Con estas dos piezas vuelve a aparecer la importancia del valor simbólico. El equipamiento barcelonés tuvo durante bastante tiempo una obra muy similar que llegó a ser portada del catálogo del museo en varias ocasiones y que finalmente tuvo que ser devuelta al gobierno egipcio, que la reclamó para poderla exponer en el Museo de El Cairo. De hecho, durante el tiempo que estuvo en las vitrinas de las instalaciones ubicadas en la capital del país africano, el ejemplar lució acompañado de una pequeña descripción donde se indicaba que había sido cedida por el museo catalán. «Siempre nos quedamos un poco huérfanos sin la pieza y, cuando vimos esta otra, pensamos que no la podíamos dejar escapar. Y ahora ha llenado ese vacío que nos dejó el estuco», relataba Clos Llombart.

Entre las últimas adquisiciones, también brilla con fuerza un sarcófago completo ptolemaico y dos conjuntos de la Baja Época formados por un escarabajo alado y figuritas de los cuatro hijos de Horus, divinidades de carácter funerario que tenían como misión principal la custodia y la protección de las vísceras de los difuntos. Este último marca un pequeño logro para el museo, que hasta ahora no había podido reunir las cuatro figuras de un mismo difunto, sino que tenía combinadas de diversas tumbas. «Es un elemento usual, pero no habíamos logrado nunca tener los cuatro hijos de un mismo enterramiento», admitía el fundador.

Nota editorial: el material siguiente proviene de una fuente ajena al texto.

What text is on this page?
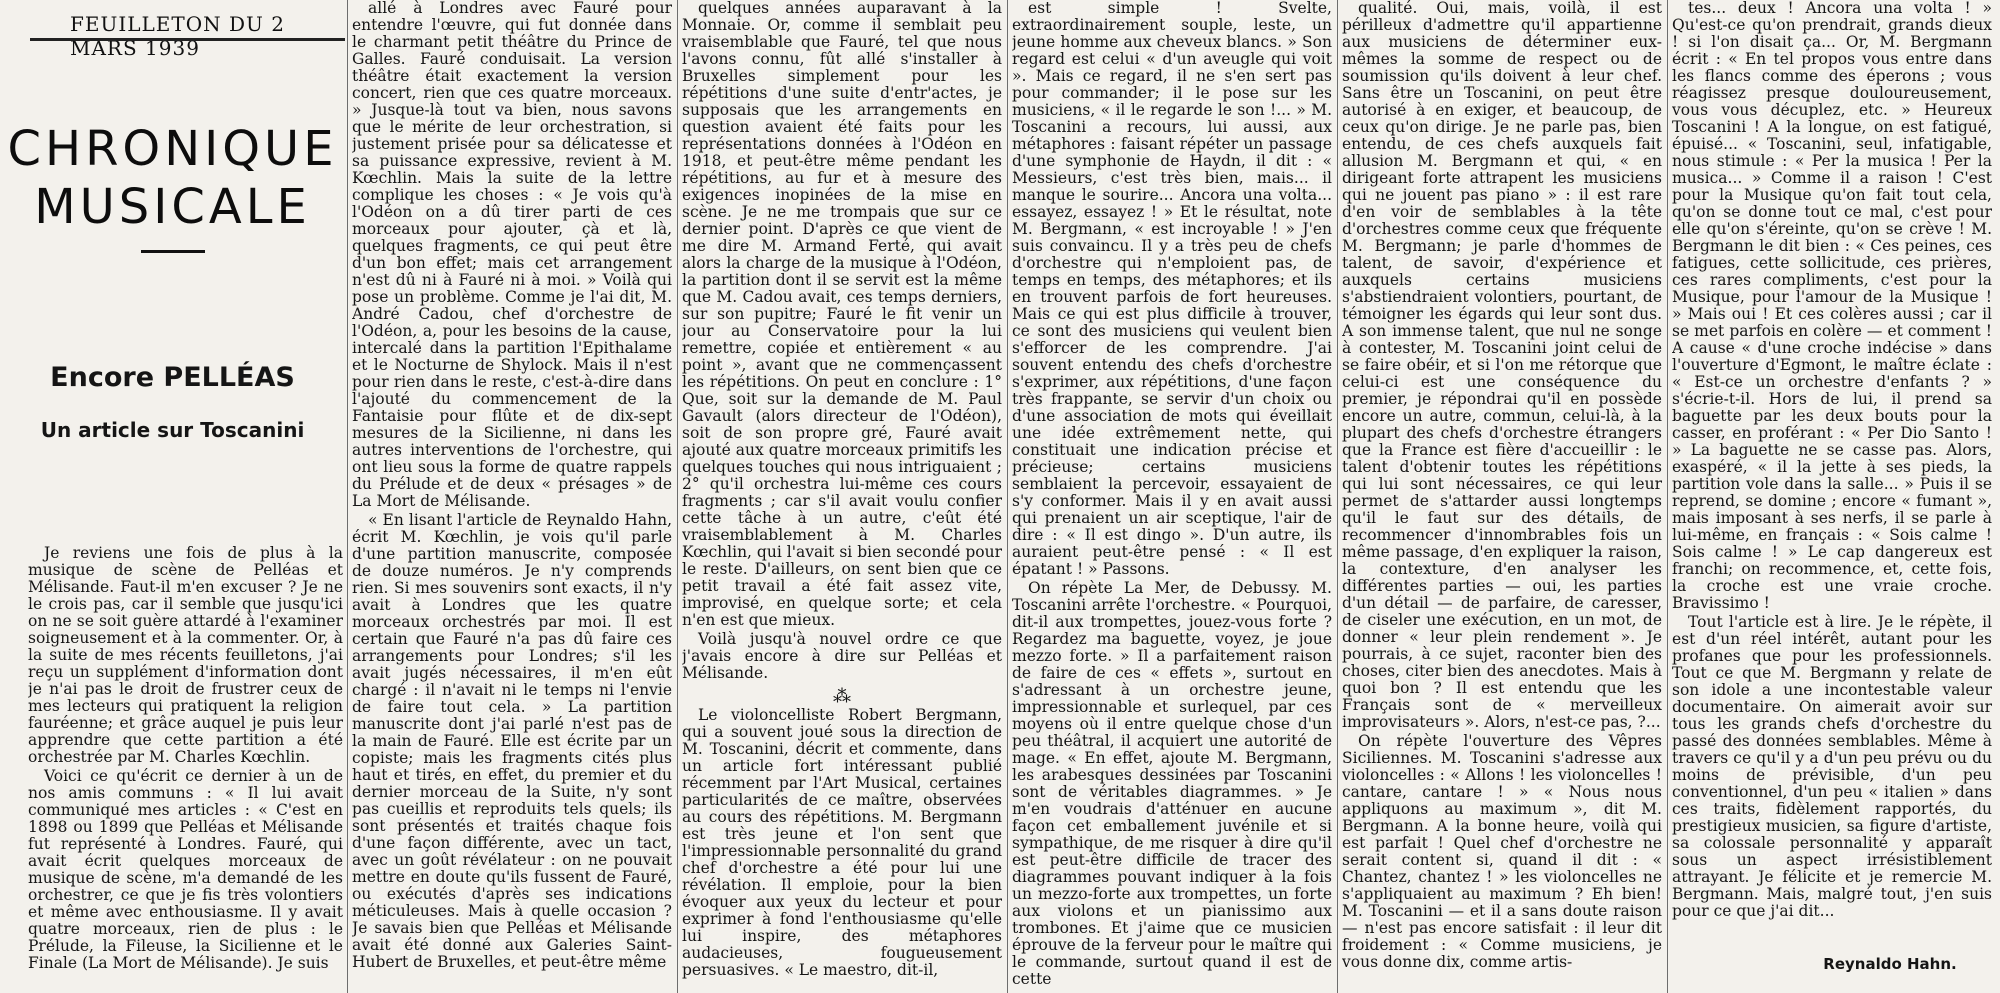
FEUILLETON DU 2 MARS 1939
CHRONIQUE
MUSICALE
Encore PELLÉAS
Un article sur Toscanini

Je reviens une fois de plus à la musique de scène de Pelléas et Mélisande. Faut-il m'en excuser ? Je ne le crois pas, car il semble que jusqu'ici on ne se soit guère attardé à l'examiner soigneusement et à la commenter. Or, à la suite de mes récents feuilletons, j'ai reçu un supplément d'information dont je n'ai pas le droit de frustrer ceux de mes lecteurs qui pratiquent la religion fauréenne; et grâce auquel je puis leur apprendre que cette partition a été orchestrée par M. Charles Kœchlin.

Voici ce qu'écrit ce dernier à un de nos amis communs : « Il lui avait communiqué mes articles : « C'est en 1898 ou 1899 que Pelléas et Mélisande fut représenté à Londres. Fauré, qui avait écrit quelques morceaux de musique de scène, m'a demandé de les orchestrer, ce que je fis très volontiers et même avec enthousiasme. Il y avait quatre morceaux, rien de plus : le Prélude, la Fileuse, la Sicilienne et le Finale (La Mort de Mélisande). Je suis

allé à Londres avec Fauré pour entendre l'œuvre, qui fut donnée dans le charmant petit théâtre du Prince de Galles. Fauré conduisait. La version théâtre était exactement la version concert, rien que ces quatre morceaux. » Jusque-là tout va bien, nous savons que le mérite de leur orchestration, si justement prisée pour sa délicatesse et sa puissance expressive, revient à M. Kœchlin. Mais la suite de la lettre complique les choses : « Je vois qu'à l'Odéon on a dû tirer parti de ces morceaux pour ajouter, çà et là, quelques fragments, ce qui peut être d'un bon effet; mais cet arrangement n'est dû ni à Fauré ni à moi. » Voilà qui pose un problème. Comme je l'ai dit, M. André Cadou, chef d'orchestre de l'Odéon, a, pour les besoins de la cause, intercalé dans la partition l'Epithalame et le Nocturne de Shylock. Mais il n'est pour rien dans le reste, c'est-à-dire dans l'ajouté du commencement de la Fantaisie pour flûte et de dix-sept mesures de la Sicilienne, ni dans les autres interventions de l'orchestre, qui ont lieu sous la forme de quatre rappels du Prélude et de deux « présages » de La Mort de Mélisande.

« En lisant l'article de Reynaldo Hahn, écrit M. Kœchlin, je vois qu'il parle d'une partition manuscrite, composée de douze numéros. Je n'y comprends rien. Si mes souvenirs sont exacts, il n'y avait à Londres que les quatre morceaux orchestrés par moi. Il est certain que Fauré n'a pas dû faire ces arrangements pour Londres; s'il les avait jugés nécessaires, il m'en eût chargé : il n'avait ni le temps ni l'envie de faire tout cela. » La partition manuscrite dont j'ai parlé n'est pas de la main de Fauré. Elle est écrite par un copiste; mais les fragments cités plus haut et tirés, en effet, du premier et du dernier morceau de la Suite, n'y sont pas cueillis et reproduits tels quels; ils sont présentés et traités chaque fois d'une façon différente, avec un tact, avec un goût révélateur : on ne pouvait mettre en doute qu'ils fussent de Fauré, ou exécutés d'après ses indications méticuleuses. Mais à quelle occasion ? Je savais bien que Pelléas et Mélisande avait été donné aux Galeries Saint-Hubert de Bruxelles, et peut-être même

quelques années auparavant à la Monnaie. Or, comme il semblait peu vraisemblable que Fauré, tel que nous l'avons connu, fût allé s'installer à Bruxelles simplement pour les répétitions d'une suite d'entr'actes, je supposais que les arrangements en question avaient été faits pour les représentations données à l'Odéon en 1918, et peut-être même pendant les répétitions, au fur et à mesure des exigences inopinées de la mise en scène. Je ne me trompais que sur ce dernier point. D'après ce que vient de me dire M. Armand Ferté, qui avait alors la charge de la musique à l'Odéon, la partition dont il se servit est la même que M. Cadou avait, ces temps derniers, sur son pupitre; Fauré le fit venir un jour au Conservatoire pour la lui remettre, copiée et entièrement « au point », avant que ne commençassent les répétitions. On peut en conclure : 1° Que, soit sur la demande de M. Paul Gavault (alors directeur de l'Odéon), soit de son propre gré, Fauré avait ajouté aux quatre morceaux primitifs les quelques touches qui nous intriguaient ; 2° qu'il orchestra lui-même ces cours fragments ; car s'il avait voulu confier cette tâche à un autre, c'eût été vraisemblablement à M. Charles Kœchlin, qui l'avait si bien secondé pour le reste. D'ailleurs, on sent bien que ce petit travail a été fait assez vite, improvisé, en quelque sorte; et cela n'en est que mieux.

Voilà jusqu'à nouvel ordre ce que j'avais encore à dire sur Pelléas et Mélisande.

⁂

Le violoncelliste Robert Bergmann, qui a souvent joué sous la direction de M. Toscanini, décrit et commente, dans un article fort intéressant publié récemment par l'Art Musical, certaines particularités de ce maître, observées au cours des répétitions. M. Bergmann est très jeune et l'on sent que l'impressionnable personnalité du grand chef d'orchestre a été pour lui une révélation. Il emploie, pour la bien évoquer aux yeux du lecteur et pour exprimer à fond l'enthousiasme qu'elle lui inspire, des métaphores audacieuses, fougueusement persuasives. « Le maestro, dit-il,

est simple ! Svelte, extraordinairement souple, leste, un jeune homme aux cheveux blancs. » Son regard est celui « d'un aveugle qui voit ». Mais ce regard, il ne s'en sert pas pour commander; il le pose sur les musiciens, « il le regarde le son !... » M. Toscanini a recours, lui aussi, aux métaphores : faisant répéter un passage d'une symphonie de Haydn, il dit : « Messieurs, c'est très bien, mais... il manque le sourire... Ancora una volta... essayez, essayez ! » Et le résultat, note M. Bergmann, « est incroyable ! » J'en suis convaincu. Il y a très peu de chefs d'orchestre qui n'emploient pas, de temps en temps, des métaphores; et ils en trouvent parfois de fort heureuses. Mais ce qui est plus difficile à trouver, ce sont des musiciens qui veulent bien s'efforcer de les comprendre. J'ai souvent entendu des chefs d'orchestre s'exprimer, aux répétitions, d'une façon très frappante, se servir d'un choix ou d'une association de mots qui éveillait une idée extrêmement nette, qui constituait une indication précise et précieuse; certains musiciens semblaient la percevoir, essayaient de s'y conformer. Mais il y en avait aussi qui prenaient un air sceptique, l'air de dire : « Il est dingo ». D'un autre, ils auraient peut-être pensé : « Il est épatant ! » Passons.

On répète La Mer, de Debussy. M. Toscanini arrête l'orchestre. « Pourquoi, dit-il aux trompettes, jouez-vous forte ? Regardez ma baguette, voyez, je joue mezzo forte. » Il a parfaitement raison de faire de ces « effets », surtout en s'adressant à un orchestre jeune, impressionnable et surlequel, par ces moyens où il entre quelque chose d'un peu théâtral, il acquiert une autorité de mage. « En effet, ajoute M. Bergmann, les arabesques dessinées par Toscanini sont de véritables diagrammes. » Je m'en voudrais d'atténuer en aucune façon cet emballement juvénile et si sympathique, de me risquer à dire qu'il est peut-être difficile de tracer des diagrammes pouvant indiquer à la fois un mezzo-forte aux trompettes, un forte aux violons et un pianissimo aux trombones. Et j'aime que ce musicien éprouve de la ferveur pour le maître qui le commande, surtout quand il est de cette

qualité. Oui, mais, voilà, il est périlleux d'admettre qu'il appartienne aux musiciens de déterminer eux-mêmes la somme de respect ou de soumission qu'ils doivent à leur chef. Sans être un Toscanini, on peut être autorisé à en exiger, et beaucoup, de ceux qu'on dirige. Je ne parle pas, bien entendu, de ces chefs auxquels fait allusion M. Bergmann et qui, « en dirigeant forte attrapent les musiciens qui ne jouent pas piano » : il est rare d'en voir de semblables à la tête d'orchestres comme ceux que fréquente M. Bergmann; je parle d'hommes de talent, de savoir, d'expérience et auxquels certains musiciens s'abstiendraient volontiers, pourtant, de témoigner les égards qui leur sont dus. A son immense talent, que nul ne songe à contester, M. Toscanini joint celui de se faire obéir, et si l'on me rétorque que celui-ci est une conséquence du premier, je répondrai qu'il en possède encore un autre, commun, celui-là, à la plupart des chefs d'orchestre étrangers que la France est fière d'accueillir : le talent d'obtenir toutes les répétitions qui lui sont nécessaires, ce qui leur permet de s'attarder aussi longtemps qu'il le faut sur des détails, de recommencer d'innombrables fois un même passage, d'en expliquer la raison, la contexture, d'en analyser les différentes parties — oui, les parties d'un détail — de parfaire, de caresser, de ciseler une exécution, en un mot, de donner « leur plein rendement ». Je pourrais, à ce sujet, raconter bien des choses, citer bien des anecdotes. Mais à quoi bon ? Il est entendu que les Français sont de « merveilleux improvisateurs ». Alors, n'est-ce pas, ?...

On répète l'ouverture des Vêpres Siciliennes. M. Toscanini s'adresse aux violoncelles : « Allons ! les violoncelles ! cantare, cantare ! » « Nous nous appliquons au maximum », dit M. Bergmann. A la bonne heure, voilà qui est parfait ! Quel chef d'orchestre ne serait content si, quand il dit : « Chantez, chantez ! » les violoncelles ne s'appliquaient au maximum ? Eh bien! M. Toscanini — et il a sans doute raison — n'est pas encore satisfait : il leur dit froidement : « Comme musiciens, je vous donne dix, comme artis-

tes... deux ! Ancora una volta ! » Qu'est-ce qu'on prendrait, grands dieux ! si l'on disait ça... Or, M. Bergmann écrit : « En tel propos vous entre dans les flancs comme des éperons ; vous réagissez presque douloureusement, vous vous décuplez, etc. » Heureux Toscanini ! A la longue, on est fatigué, épuisé... « Toscanini, seul, infatigable, nous stimule : « Per la musica ! Per la musica... » Comme il a raison ! C'est pour la Musique qu'on fait tout cela, qu'on se donne tout ce mal, c'est pour elle qu'on s'éreinte, qu'on se crève ! M. Bergmann le dit bien : « Ces peines, ces fatigues, cette sollicitude, ces prières, ces rares compliments, c'est pour la Musique, pour l'amour de la Musique ! » Mais oui ! Et ces colères aussi ; car il se met parfois en colère — et comment ! A cause « d'une croche indécise » dans l'ouverture d'Egmont, le maître éclate : « Est-ce un orchestre d'enfants ? » s'écrie-t-il. Hors de lui, il prend sa baguette par les deux bouts pour la casser, en proférant : « Per Dio Santo ! » La baguette ne se casse pas. Alors, exaspéré, « il la jette à ses pieds, la partition vole dans la salle... » Puis il se reprend, se domine ; encore « fumant », mais imposant à ses nerfs, il se parle à lui-même, en français : « Sois calme ! Sois calme ! » Le cap dangereux est franchi; on recommence, et, cette fois, la croche est une vraie croche. Bravissimo !

Tout l'article est à lire. Je le répète, il est d'un réel intérêt, autant pour les profanes que pour les professionnels. Tout ce que M. Bergmann y relate de son idole a une incontestable valeur documentaire. On aimerait avoir sur tous les grands chefs d'orchestre du passé des données semblables. Même à travers ce qu'il y a d'un peu prévu ou du moins de prévisible, d'un peu conventionnel, d'un peu « italien » dans ces traits, fidèlement rapportés, du prestigieux musicien, sa figure d'artiste, sa colossale personnalité y apparaît sous un aspect irrésistiblement attrayant. Je félicite et je remercie M. Bergmann. Mais, malgré tout, j'en suis pour ce que j'ai dit...

Reynaldo Hahn.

El sarcòfag de Padiefty (període Ptolemaic /305-30 aC), nova adquisició del Museu Egipci de Barcelona / Museu Egipci
El sarcòfag de Padiefty (període Ptolemaic /305-30 aC), nova adquisició del Museu Egipci de Barcelona / Museu Egipci

Material bajo custodia que promete

El reguero de novedades no termina aquí. El museo barcelonés participaba este mismo lunes en la subasta de la segunda tanda de material proveniente del Musée d’Art Classique de Mougins. Sin ánimo de caer en spoilers, los expertos indican que las piezas adquiridas en esta licitación son aún más relevantes que las de la primera, con algún ejemplar de gran calibre. Habrá que esperar unos meses para poder presentar las obras en sociedad, dado que se han de concluir todos los trámites burocráticos previos a su traslado a la capital catalana. En todo caso, el hecho de que también sean piezas de una colección desmembrada, hará que puedan tener una nueva vida en Barcelona como los otros ejemplares comprados este año y ya presentados. «Al final, son colecciones que mueren y otras que nacen y piezas que se incorporan a museos que están vivos», reflexionaba Gonzálvez.